Answer
It is not verified that \[P({{A}_{1}}\cup {{A}_{2}}\cup {{A}_{3}})=\frac{1}{2}\].
Work Step by Step
Suppose that three fair dice are tossed.
Let ${{A}_{i}}$ be the event that a 6 shows on the i th die, i = 1, 2, 3.
Hence,
\[\begin{align}
& P({{A}_{1}})=\frac{1}{6} \\
& P({{A}_{2}})=\frac{1}{6} \\
& P({{A}_{3}})=\frac{1}{6} \\
\end{align}\]
Consider,
\[\begin{align}
& P({{A}_{1}}\cup {{A}_{2}}\cup {{A}_{3}})=P(Atleast\text{ one 6 appears}) \\
& P({{A}_{1}}\cup {{A}_{2}}\cup {{A}_{3}})=1-P(no\text{ 6 appears}) \\
& P({{A}_{1}}\cup {{A}_{2}}\cup {{A}_{3}})=1-\frac{5}{6}\times \frac{5}{6}\times \frac{5}{6} \\
& P({{A}_{1}}\cup {{A}_{2}}\cup {{A}_{3}})=1-\frac{125}{216} \\
& P({{A}_{1}}\cup {{A}_{2}}\cup {{A}_{3}})=\frac{216-125}{216} \\
& P({{A}_{1}}\cup {{A}_{2}}\cup {{A}_{3}})=\frac{91}{216} \\
\end{align}\]
Since, we see that \[P({{A}_{1}}\cup {{A}_{2}}\cup {{A}_{3}})=\frac{91}{216}\ne \frac{1}{2}\]

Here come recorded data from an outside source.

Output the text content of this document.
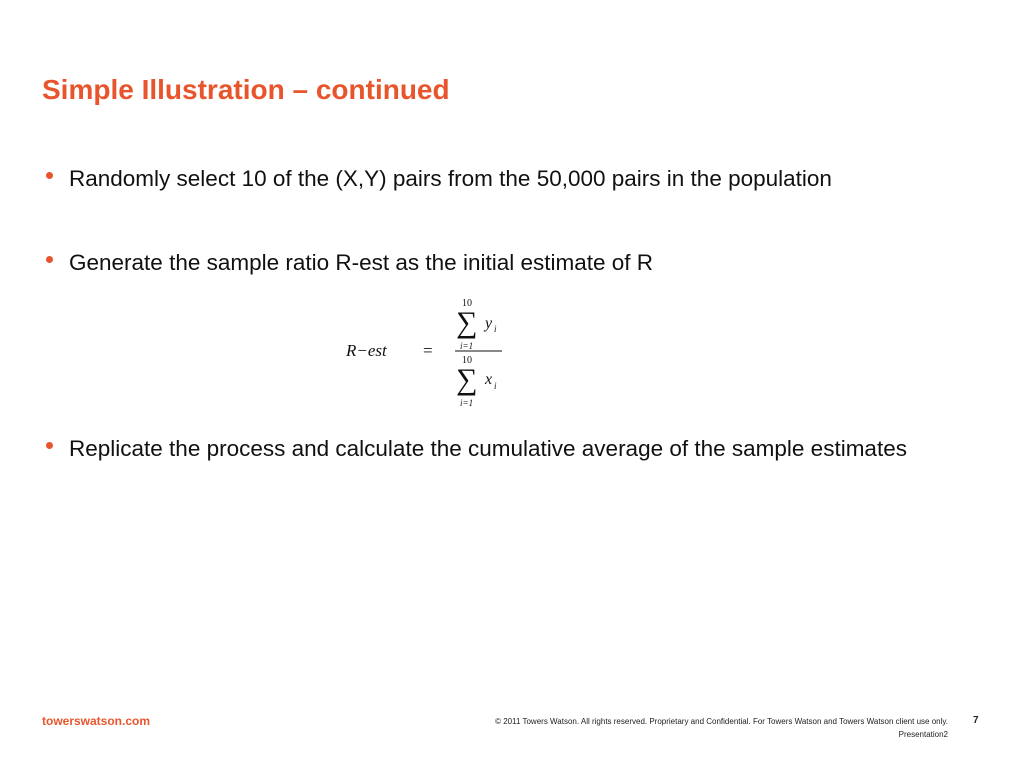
Simple Illustration – continued
Randomly select 10 of the (X,Y) pairs from the 50,000 pairs in the population
Generate the sample ratio R-est as the initial estimate of R
Replicate the process and calculate the cumulative average of the sample estimates
R−est =
10
∑ y i
i=1
10
∑ x i
i=1
towerswatson.com	© 2011 Towers Watson. All rights reserved. Proprietary and Confidential. For Towers Watson and Towers Watson client use only.
Presentation2
7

Therefore, we can say that ${{A}_{1}},\text{ }{{A}_{2}}\text{ and }{{A}_{3}}$are not mutually exclusive events, so
\[P({{A}_{1}}\cup {{A}_{2}}\cup {{A}_{3}})\ne P({{A}_{1}})+P({{A}_{2}})+P({{A}_{3}})\]